Il conferimento di un bene immobile da parte di un socio di una società di fatto alla società, in mancanza di un atto formale, vale come conferimento non in proprietà, ma in uso, per cui è al valore d'uso che deve essere ragguagliata la liquidazione della quota chiesta, ex art. 2289 cod. civ., dal socio uscente. (massima ufficiale) Cassazione civile, sez. I, 28 Gennaio 1993, n. 1027.


Contratti agrari - Diritto di prelazione e di riscatto - In genere - Conferimento di un fondo rustico in una società di capitali - Assimilabilità ai contratti di scambio ex art. 8 legge n. 590 del 1965 - Esclusione - Prelazione o riscatto in favore dell'affittuario - Inammissibilità. .
Il conferimento di un fondo rustico in una società di capitali non implica prelazione e riscatto in favore dell'affittuario, in quanto, configurando un trasferimento privo di controprestazione in denaro e correlato all'acquisto della qualità di socio sulla base di negozio "intuitu personae", non è assimilabile ai contratti di scambio di cui all'art. 8 della legge 26 maggio 1965 n. 590. (massima ufficiale) Cassazione civile, sez. III, 08 Giugno 1992, n. 7039.


Società - Di persone fisiche - Società semplice - Scioglimento - Liquidazione - Liquidatori - Poteri - Restituzione dei beni conferiti in godimento - Migliorie e addizioni intervenute con il consenso del socio - Ritenzione - Obbligo di pagamento dell'indennizzo relativo - Determinazione - Disciplina ex artt. 1592 e 1593 cod. civ. - Applicabilità..

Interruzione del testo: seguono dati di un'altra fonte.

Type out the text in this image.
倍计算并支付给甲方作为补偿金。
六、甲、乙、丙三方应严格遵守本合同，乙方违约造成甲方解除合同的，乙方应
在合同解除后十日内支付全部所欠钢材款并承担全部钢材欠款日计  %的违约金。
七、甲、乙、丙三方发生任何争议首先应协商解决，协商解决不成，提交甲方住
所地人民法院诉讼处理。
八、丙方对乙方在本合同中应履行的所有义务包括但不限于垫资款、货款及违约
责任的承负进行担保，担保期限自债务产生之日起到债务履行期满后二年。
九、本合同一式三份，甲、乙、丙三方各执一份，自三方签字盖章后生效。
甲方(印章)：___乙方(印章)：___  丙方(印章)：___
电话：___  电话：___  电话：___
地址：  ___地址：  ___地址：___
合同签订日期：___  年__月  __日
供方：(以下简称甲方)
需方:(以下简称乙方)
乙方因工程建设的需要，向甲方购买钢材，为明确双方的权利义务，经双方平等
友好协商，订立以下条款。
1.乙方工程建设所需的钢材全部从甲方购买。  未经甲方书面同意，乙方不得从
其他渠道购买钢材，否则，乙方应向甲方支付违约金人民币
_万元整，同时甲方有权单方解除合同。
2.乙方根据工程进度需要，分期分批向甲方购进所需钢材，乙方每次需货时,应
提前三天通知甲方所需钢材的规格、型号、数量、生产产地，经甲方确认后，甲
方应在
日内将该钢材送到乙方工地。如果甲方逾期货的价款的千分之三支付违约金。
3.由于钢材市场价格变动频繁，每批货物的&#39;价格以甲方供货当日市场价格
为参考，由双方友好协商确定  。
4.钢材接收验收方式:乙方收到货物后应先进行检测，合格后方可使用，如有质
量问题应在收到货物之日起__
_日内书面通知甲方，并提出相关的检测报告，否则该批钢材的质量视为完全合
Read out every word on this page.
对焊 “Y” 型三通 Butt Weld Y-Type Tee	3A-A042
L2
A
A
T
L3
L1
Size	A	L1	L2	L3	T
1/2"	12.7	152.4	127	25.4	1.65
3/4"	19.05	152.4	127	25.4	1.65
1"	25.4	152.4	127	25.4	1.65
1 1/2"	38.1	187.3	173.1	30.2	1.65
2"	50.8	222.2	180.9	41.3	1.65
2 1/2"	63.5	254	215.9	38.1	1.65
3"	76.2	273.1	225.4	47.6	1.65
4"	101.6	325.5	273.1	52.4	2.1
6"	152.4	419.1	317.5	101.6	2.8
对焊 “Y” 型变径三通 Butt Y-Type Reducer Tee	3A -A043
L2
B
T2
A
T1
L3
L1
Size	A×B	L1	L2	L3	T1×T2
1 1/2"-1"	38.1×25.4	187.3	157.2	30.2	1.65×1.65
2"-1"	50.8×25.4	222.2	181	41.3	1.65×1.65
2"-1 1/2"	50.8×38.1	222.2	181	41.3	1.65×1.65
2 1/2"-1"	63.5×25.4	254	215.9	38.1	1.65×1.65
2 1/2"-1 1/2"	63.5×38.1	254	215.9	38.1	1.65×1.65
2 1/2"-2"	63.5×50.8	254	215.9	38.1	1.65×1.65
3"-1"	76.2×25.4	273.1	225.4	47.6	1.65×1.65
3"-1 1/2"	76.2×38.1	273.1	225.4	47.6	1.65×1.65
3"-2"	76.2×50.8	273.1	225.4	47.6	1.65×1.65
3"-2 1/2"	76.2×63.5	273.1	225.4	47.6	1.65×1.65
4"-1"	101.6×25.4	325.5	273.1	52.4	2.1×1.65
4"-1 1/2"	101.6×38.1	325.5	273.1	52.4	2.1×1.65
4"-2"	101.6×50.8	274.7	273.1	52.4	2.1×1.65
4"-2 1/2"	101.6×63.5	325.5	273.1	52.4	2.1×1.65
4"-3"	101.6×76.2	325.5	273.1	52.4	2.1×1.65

A seguito dello scioglimento di una societa di persone, il socio, che abbia conferito in godimento beni immobili, ha diritto di riprenderli nello stato in cui si trovano, ritenendo le migliorie e le addizioni che siano intervenute con il suo consenso, ma e tenuto ad indennizzare la societa per tali migliorie ed addizioni, nella minor somma fra l'importo della spesa ed il valore del loro risultato utile al momento della riconsegna, secondo i criteri dettati dagli artt 1592 e 1593 cod civ in tema di locazioni, atteso che, per effetto di detto conferimento, la societa ha acquisito una detenzione dei beni medesimi analoga a quella del conduttore sulla cosa ricevuta in locazione. (massima ufficiale) Cassazione civile, sez. I, 13 Novembre 1979, n. 5876.